Request for International Aid

Afghanistan is currently plagued by humanitarian despair. While the Taliban has made a promise to improve the economic landscape in Afghanistan, it are fundamentally unable to do this without international aid. Likewise, the Taliban’s succession should not mean the end of international aid. It is the duty of the international community to act and save the lives of those who are still vulnerable and need assistance in Afghanistan.

In the past, Afghanistan has received millions from foreign actors. Until August, the US, UK and EU had donated tens of billions of dollars to Afghanistan in a bid to develop the country. According to the World Bank, in 2020 aid flows accounted for 42.9% of Afghanistan’s $19.8 billion GDP. However, since the Taliban has assumed power this aid has been cut off, with the US freezing approximately $9.5 billion in Afghan assets held in American banks.
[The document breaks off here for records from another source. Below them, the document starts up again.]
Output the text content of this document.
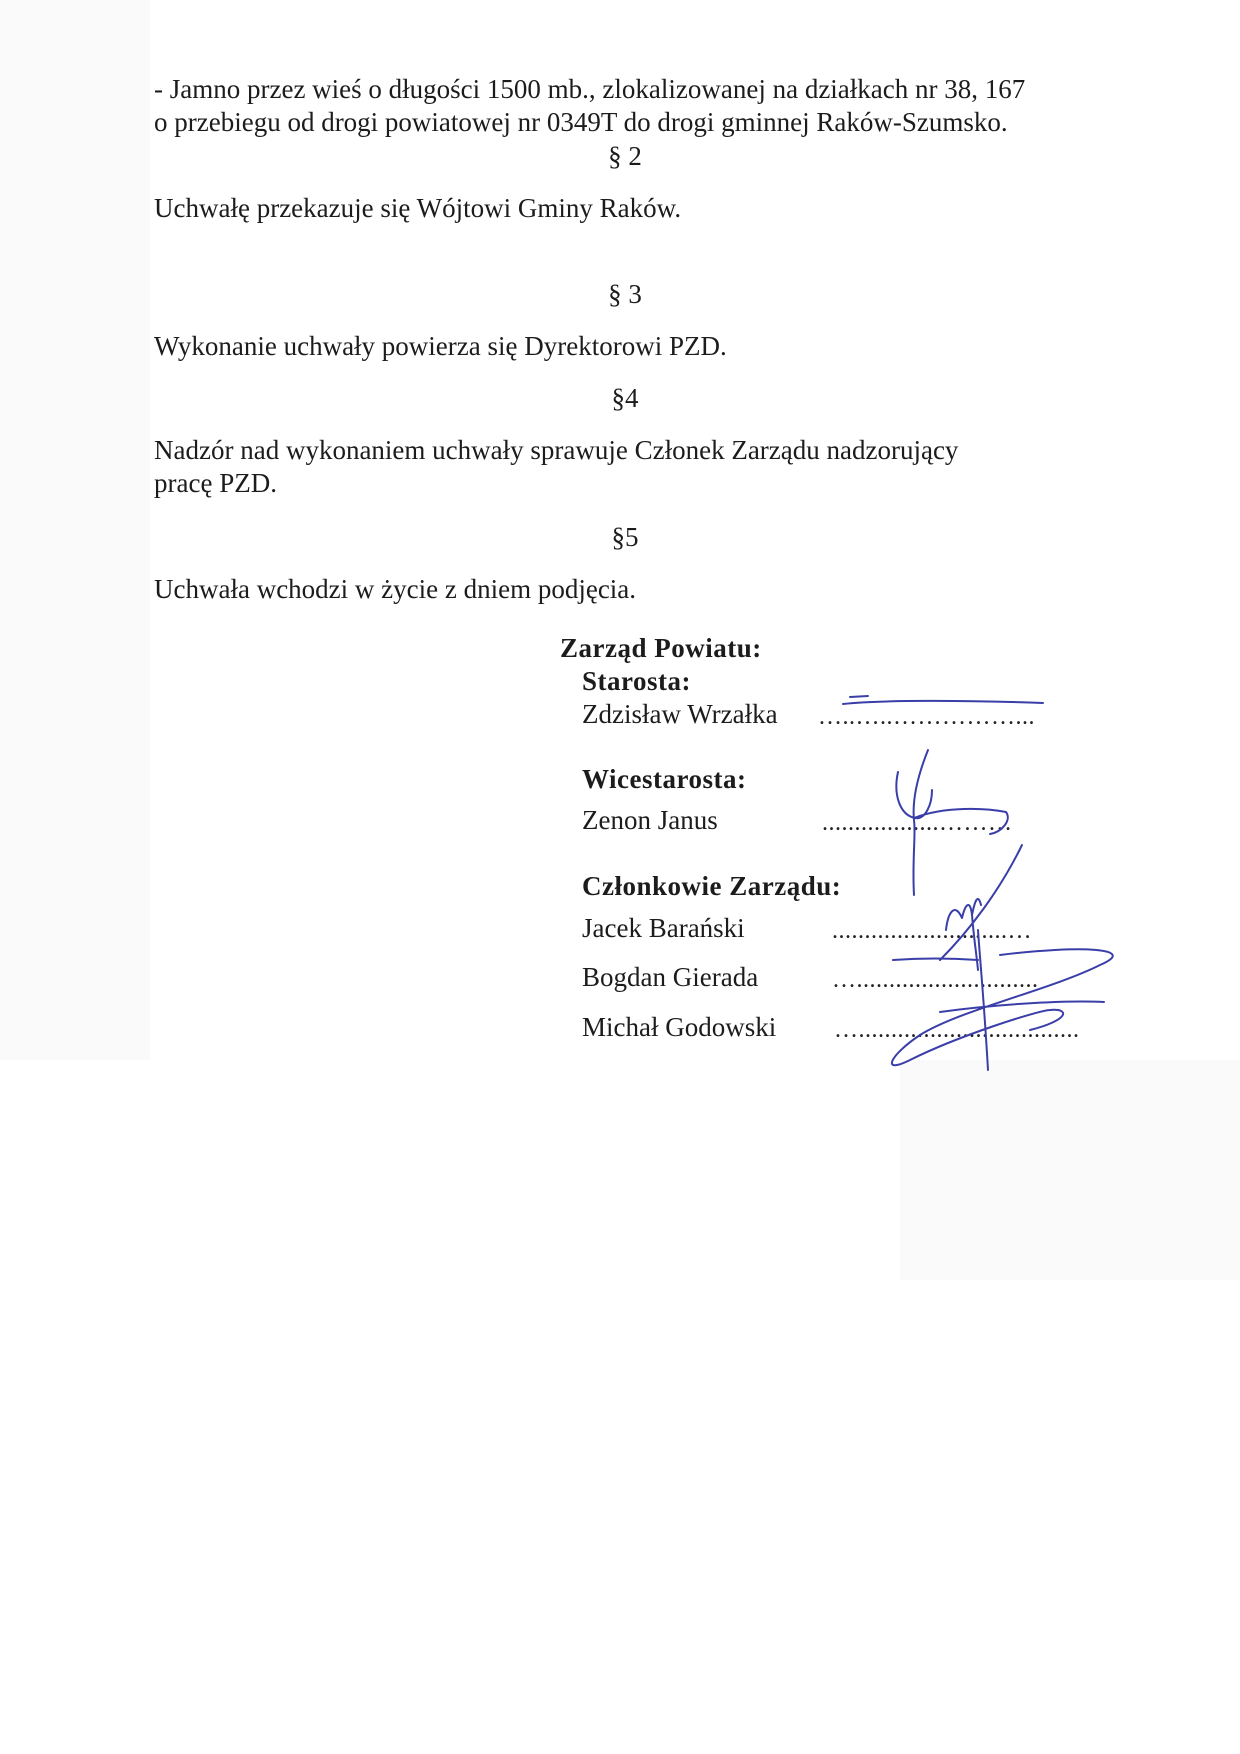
- Jamno przez wieś o długości 1500 mb., zlokalizowanej na działkach nr 38, 167
o przebiegu od drogi powiatowej nr 0349T do drogi gminnej Raków-Szumsko.
§ 2
Uchwałę przekazuje się Wójtowi Gminy Raków.
§ 3
Wykonanie uchwały powierza się Dyrektorowi PZD.
§4
Nadzór nad wykonaniem uchwały sprawuje Członek Zarządu nadzorujący
pracę PZD.
§5
Uchwała wchodzi w życie z dniem podjęcia.
Zarząd Powiatu:
Starosta:
Zdzisław Wrzałka …..…..……………...
Wicestarosta:
Zenon Janus	..................………
Członkowie Zarządu:
Jacek Barański	...........................…
Bogdan Gierada	…............................
Michał Godowski …..................................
Basic services including food and water supplies are rapidly diminishing. The United Nations Office for the Coordination for Humanitarian Affairs (OCHA), has appealed for $600 million to meet humanitarian needs for those still in Afghanistan, in anticipation of weather warnings of upcoming droughts. Consequently, UN Assistant Secretary General, Kanni Wignaraka has proclaimed ‘we are facing a full-on development collapse on top of humanitarian and economic crises,’ warning of the need to prevent an impending ‘national implosion at all costs.’

However, this should not be mutually exclusive with a professional relationship with the Taliban. The international community still bares responsibility for assisting with humanitarian aid in Afghanistan, the lack of which would prove detrimental in upcoming weeks for millions of Afghan citizens.

The Role of Pakistan

Neighboring countries, like Pakistan, should be recognised as having played an important role in the Taliban’s accession. The international community, particularly the United States, will have to work tirelessly and efficiently to ensure that Pakistan is not presented as a haven for future militant groups. This includes the likes of ISIS and al-Qaeda, who have the potential to resurge now that the Taliban has regained power.
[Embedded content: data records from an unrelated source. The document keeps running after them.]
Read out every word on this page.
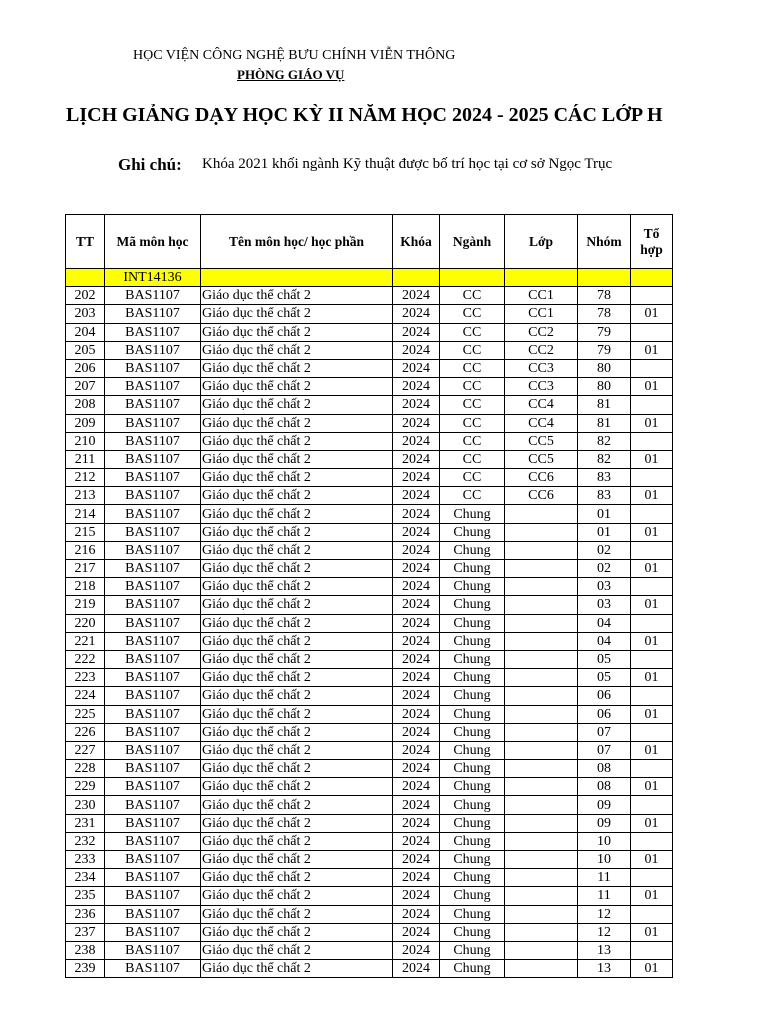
HỌC VIỆN CÔNG NGHỆ BƯU CHÍNH VIỄN THÔNG
PHÒNG GIÁO VỤ
LỊCH GIẢNG DẠY HỌC KỲ II NĂM HỌC 2024 - 2025 CÁC LỚP H
Ghi chú: Khóa 2021 khối ngành Kỹ thuật được bố trí học tại cơ sở Ngọc Trục
TT	Mã môn học	Tên môn học/ học phần	Khóa	Ngành	Lớp	Nhóm	Tổ hợp
	INT14136						
202	BAS1107	Giáo dục thể chất 2	2024	CC	CC1	78	
203	BAS1107	Giáo dục thể chất 2	2024	CC	CC1	78	01
204	BAS1107	Giáo dục thể chất 2	2024	CC	CC2	79	
205	BAS1107	Giáo dục thể chất 2	2024	CC	CC2	79	01
206	BAS1107	Giáo dục thể chất 2	2024	CC	CC3	80	
207	BAS1107	Giáo dục thể chất 2	2024	CC	CC3	80	01
208	BAS1107	Giáo dục thể chất 2	2024	CC	CC4	81	
209	BAS1107	Giáo dục thể chất 2	2024	CC	CC4	81	01
210	BAS1107	Giáo dục thể chất 2	2024	CC	CC5	82	
211	BAS1107	Giáo dục thể chất 2	2024	CC	CC5	82	01
212	BAS1107	Giáo dục thể chất 2	2024	CC	CC6	83	
213	BAS1107	Giáo dục thể chất 2	2024	CC	CC6	83	01
214	BAS1107	Giáo dục thể chất 2	2024	Chung		01	
215	BAS1107	Giáo dục thể chất 2	2024	Chung		01	01
216	BAS1107	Giáo dục thể chất 2	2024	Chung		02	
217	BAS1107	Giáo dục thể chất 2	2024	Chung		02	01
218	BAS1107	Giáo dục thể chất 2	2024	Chung		03	
219	BAS1107	Giáo dục thể chất 2	2024	Chung		03	01
220	BAS1107	Giáo dục thể chất 2	2024	Chung		04	
221	BAS1107	Giáo dục thể chất 2	2024	Chung		04	01
222	BAS1107	Giáo dục thể chất 2	2024	Chung		05	
223	BAS1107	Giáo dục thể chất 2	2024	Chung		05	01
224	BAS1107	Giáo dục thể chất 2	2024	Chung		06	
225	BAS1107	Giáo dục thể chất 2	2024	Chung		06	01
226	BAS1107	Giáo dục thể chất 2	2024	Chung		07	
227	BAS1107	Giáo dục thể chất 2	2024	Chung		07	01
228	BAS1107	Giáo dục thể chất 2	2024	Chung		08	
229	BAS1107	Giáo dục thể chất 2	2024	Chung		08	01
230	BAS1107	Giáo dục thể chất 2	2024	Chung		09	
231	BAS1107	Giáo dục thể chất 2	2024	Chung		09	01
232	BAS1107	Giáo dục thể chất 2	2024	Chung		10	
233	BAS1107	Giáo dục thể chất 2	2024	Chung		10	01
234	BAS1107	Giáo dục thể chất 2	2024	Chung		11	
235	BAS1107	Giáo dục thể chất 2	2024	Chung		11	01
236	BAS1107	Giáo dục thể chất 2	2024	Chung		12	
237	BAS1107	Giáo dục thể chất 2	2024	Chung		12	01
238	BAS1107	Giáo dục thể chất 2	2024	Chung		13	
239	BAS1107	Giáo dục thể chất 2	2024	Chung		13	01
This is perhaps one of the key issues facing Afghanistan. The 9/11 attacks are a forceful reminder that neglecting Pakistan has grave consequences for international security. It is no secret that in the past, Pakistan has sheltered and to some extent inadvertently supported terrorism. Pakistan has previously harboured thousands of militant groups and has been influential in inspiring the conservative movement of Wahhabism, which was the driving ideology that inspired Osama Bin Laden. While Pakistan had minimal involvement with the Taliban until after 9/11, then head of al-Qaeda, Osama Bin Laden, was harboured in Pakistan leading up to the lethal attacks.

However, the international community and its intelligence networks – namely the United States – failed to recognise the gravity of this relationship. Back in the 1990s, the US State Department, months before the al-Qaeda embassy bombings, failed to recognise the magnitude of the nexus between Pakistan-Afghanistan and subsequently Bin Laden. Instead, officials focused on the rising tensions between India and Pakistan, which ultimately resulted in a failure to pinpoint the forming terrorist network. Over the last decade, United States policymakers have underestimated the role Pakistan could play to facilitate peace, but equally so, violence and war.
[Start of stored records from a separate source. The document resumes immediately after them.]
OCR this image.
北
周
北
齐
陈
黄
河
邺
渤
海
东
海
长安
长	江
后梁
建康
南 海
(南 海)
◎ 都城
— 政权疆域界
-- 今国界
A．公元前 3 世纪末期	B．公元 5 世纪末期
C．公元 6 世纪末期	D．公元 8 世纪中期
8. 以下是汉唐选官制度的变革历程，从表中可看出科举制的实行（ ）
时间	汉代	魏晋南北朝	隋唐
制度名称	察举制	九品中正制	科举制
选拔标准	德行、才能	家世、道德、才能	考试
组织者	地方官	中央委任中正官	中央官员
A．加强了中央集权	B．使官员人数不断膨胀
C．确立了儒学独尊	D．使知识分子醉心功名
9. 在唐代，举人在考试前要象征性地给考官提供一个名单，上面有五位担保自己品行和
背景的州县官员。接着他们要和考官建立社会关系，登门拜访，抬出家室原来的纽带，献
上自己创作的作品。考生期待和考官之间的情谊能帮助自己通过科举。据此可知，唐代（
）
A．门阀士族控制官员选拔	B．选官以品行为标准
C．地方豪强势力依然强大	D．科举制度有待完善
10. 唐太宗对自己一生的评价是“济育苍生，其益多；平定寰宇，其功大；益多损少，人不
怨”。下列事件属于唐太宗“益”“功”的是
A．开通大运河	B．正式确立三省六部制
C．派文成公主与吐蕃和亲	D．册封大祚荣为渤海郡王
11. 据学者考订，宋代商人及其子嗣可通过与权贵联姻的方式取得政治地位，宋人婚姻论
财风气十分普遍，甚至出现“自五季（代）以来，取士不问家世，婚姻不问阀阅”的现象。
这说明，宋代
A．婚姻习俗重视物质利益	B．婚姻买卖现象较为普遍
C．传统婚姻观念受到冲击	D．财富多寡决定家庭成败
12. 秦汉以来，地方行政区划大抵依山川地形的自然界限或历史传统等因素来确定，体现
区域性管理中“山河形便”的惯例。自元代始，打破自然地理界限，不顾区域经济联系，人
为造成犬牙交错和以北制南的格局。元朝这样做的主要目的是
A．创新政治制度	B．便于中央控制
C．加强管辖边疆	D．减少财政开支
The need for Pakistani cooperation is just as salient twenty years later. Responsibility falls on the international community to ensure that Pakistan no longer harbors terrorists or encourages terrorist activity to flourish.

Looking Forward

The upcoming weeks will be pivotal for the Taliban. It must prove that it is willing to unify the Afghan population. However, words are not enough. Instead, the Taliban must actively demonstrate that it is willing to include women and ethnic/religious minorities in its new agenda. Only then can the international community begin to work with the Taliban. Despite this, international aid is essential. Consequently, the international community have an obligation to support the Afghan population in the turbulent weeks ahead.